Does it matter what political agenda motivated Anders Behring Breivik, who is allegedly responsible for two attacks in Norway that killed some 93 people? In some sense, no. He's a mass murderer, and he deserves society's severest punishment (which in Norway is apparently 21 years in prison, or approximately three months for each murder). But as with each such attack, there's been a rush to blame some ideological faction or other. As usual these days, some writers didn't bother waiting for evidence before assuming that the perpetrator was Islamic and rushing into print with condemnation of people who would make cuts in a U.S. defense budget as large as the rest of the world combined or begin to wind down the Afghan war after 10 years (!).
But surely NPR takes the cake for the most ridiculous name-dropping. This morning Linda Wertheimer, who has 40 years of journalistic experience at NPR, interviewed Goran Skaalmo of the Norwegian Business Daily about Breivik. At about 3:20 of the audio, Wertheimer asks Skaalmo:
I was reminded of the American writer Ann [sic] Rand, in that he talks in his manifesto about the government being too soft, too sort of politically afraid to draw the kind of nationalist lines that he calls for.

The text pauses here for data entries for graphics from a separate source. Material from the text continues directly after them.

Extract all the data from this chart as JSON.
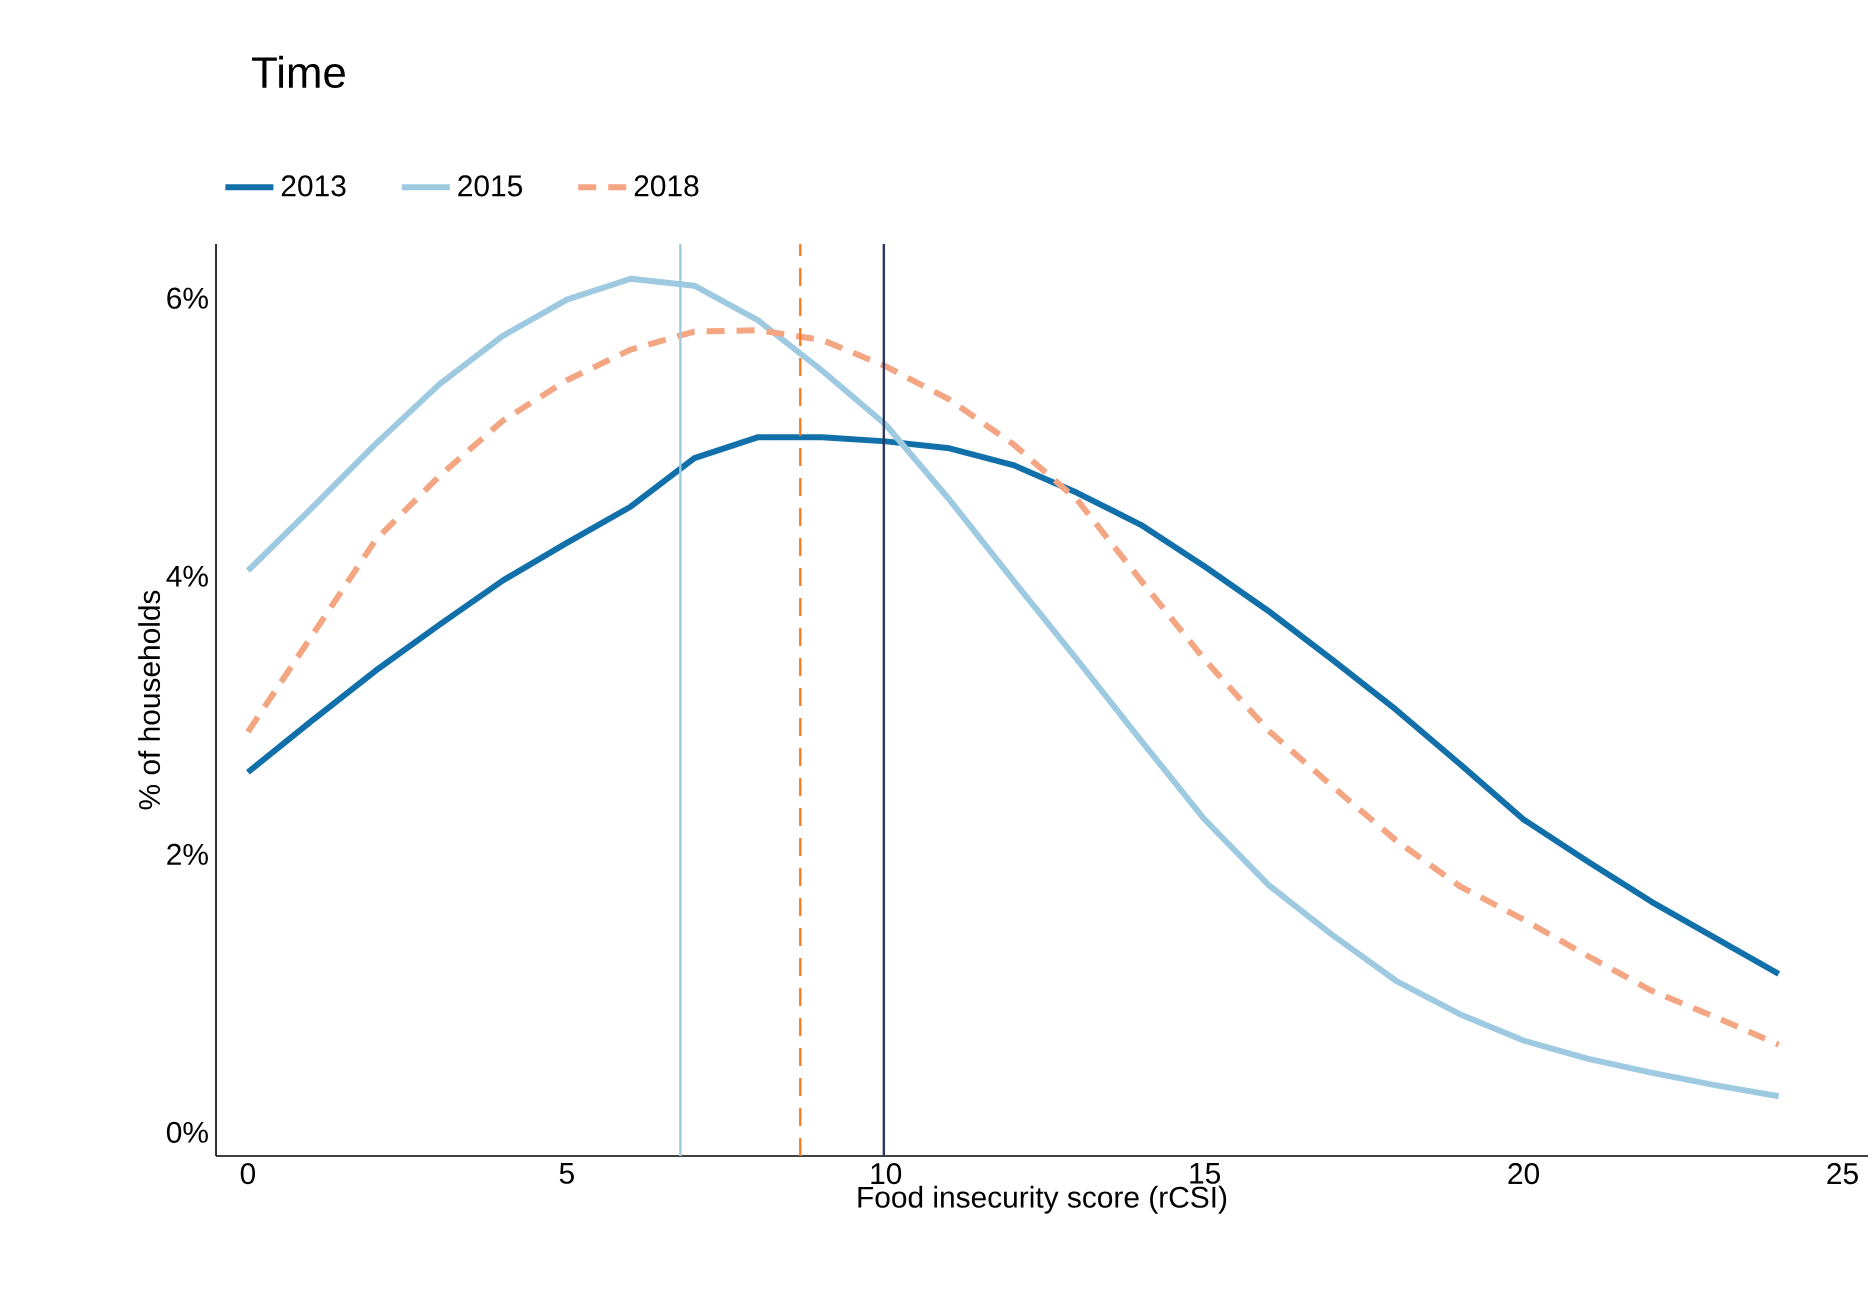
{
  "chart_data": {
    "type": "line",
    "legend_title": "Time",
    "xlabel": "Food insecurity score (rCSI)",
    "ylabel": "% of households",
    "x": [
      0,
      1,
      2,
      3,
      4,
      5,
      6,
      7,
      8,
      9,
      10,
      11,
      12,
      13,
      14,
      15,
      16,
      17,
      18,
      19,
      20,
      21,
      22,
      23,
      24
    ],
    "series": [
      {
        "name": "2013",
        "color": "#1170aa",
        "line_style": "solid",
        "values": [
          2.59,
          2.96,
          3.32,
          3.65,
          3.97,
          4.24,
          4.5,
          4.85,
          5.0,
          5.0,
          4.97,
          4.92,
          4.8,
          4.6,
          4.37,
          4.07,
          3.75,
          3.4,
          3.04,
          2.65,
          2.25,
          1.95,
          1.66,
          1.4,
          1.14
        ]
      },
      {
        "name": "2015",
        "color": "#9ecae1",
        "line_style": "solid",
        "values": [
          4.04,
          4.49,
          4.95,
          5.38,
          5.73,
          5.99,
          6.14,
          6.09,
          5.84,
          5.48,
          5.09,
          4.55,
          3.97,
          3.4,
          2.82,
          2.25,
          1.78,
          1.42,
          1.09,
          0.85,
          0.66,
          0.53,
          0.43,
          0.34,
          0.26
        ]
      },
      {
        "name": "2018",
        "color": "#f4a582",
        "line_style": "dashed",
        "values": [
          2.88,
          3.57,
          4.26,
          4.72,
          5.12,
          5.41,
          5.63,
          5.76,
          5.77,
          5.7,
          5.51,
          5.27,
          4.95,
          4.55,
          3.97,
          3.4,
          2.89,
          2.49,
          2.1,
          1.77,
          1.53,
          1.27,
          1.02,
          0.83,
          0.63
        ]
      }
    ],
    "ref_lines": [
      {
        "axis": "x",
        "value": 6.78,
        "color": "#9ecae1",
        "line_style": "solid"
      },
      {
        "axis": "x",
        "value": 8.66,
        "color": "#f47d20",
        "line_style": "dashed"
      },
      {
        "axis": "x",
        "value": 9.97,
        "color": "#2c3560",
        "line_style": "solid"
      }
    ],
    "xlim": [
      -0.5,
      25.4
    ],
    "ylim": [
      -0.17,
      6.39
    ],
    "xticks": [
      0,
      5,
      10,
      15,
      20,
      25
    ],
    "yticks": [
      {
        "value": 0,
        "label": "0%"
      },
      {
        "value": 2,
        "label": "2%"
      },
      {
        "value": 4,
        "label": "4%"
      },
      {
        "value": 6,
        "label": "6%"
      }
    ],
    "grid": false,
    "legend": "top left",
    "marker": "none"
  }
}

Say what? When did Ayn Rand ever call for a hard, nationalist government? She was an immigrant, of course, and Breivik was greatly motivated by anti-immigration sentiment. She was staunchly individualist, just the opposite of nationalism. And she favored a government strictly limited to the protection of individual rights. Wertheimer reaches new depths in stupid Ayn Rand references.
A Norwegian newspaper's report on Breivik (in an automatic Google translation) includes this telling line:
In one of the posts he states that politics today no longer revolves around socialism against capitalism, but that the fight is between nationalism and internationalism.
His online posts and his 1500-page online book seem to point to a fairly consistent nationalist, anti-immigrant, anti-Islamic "cultural conservative" defense of Europe's "Judeo-Christian culture."
Meanwhile, Norwegian bloggers have discovered that he lifted large passages from the 35,000-word manifesto of the anti-capitalist "Unabomber" Theodore Kaczynski.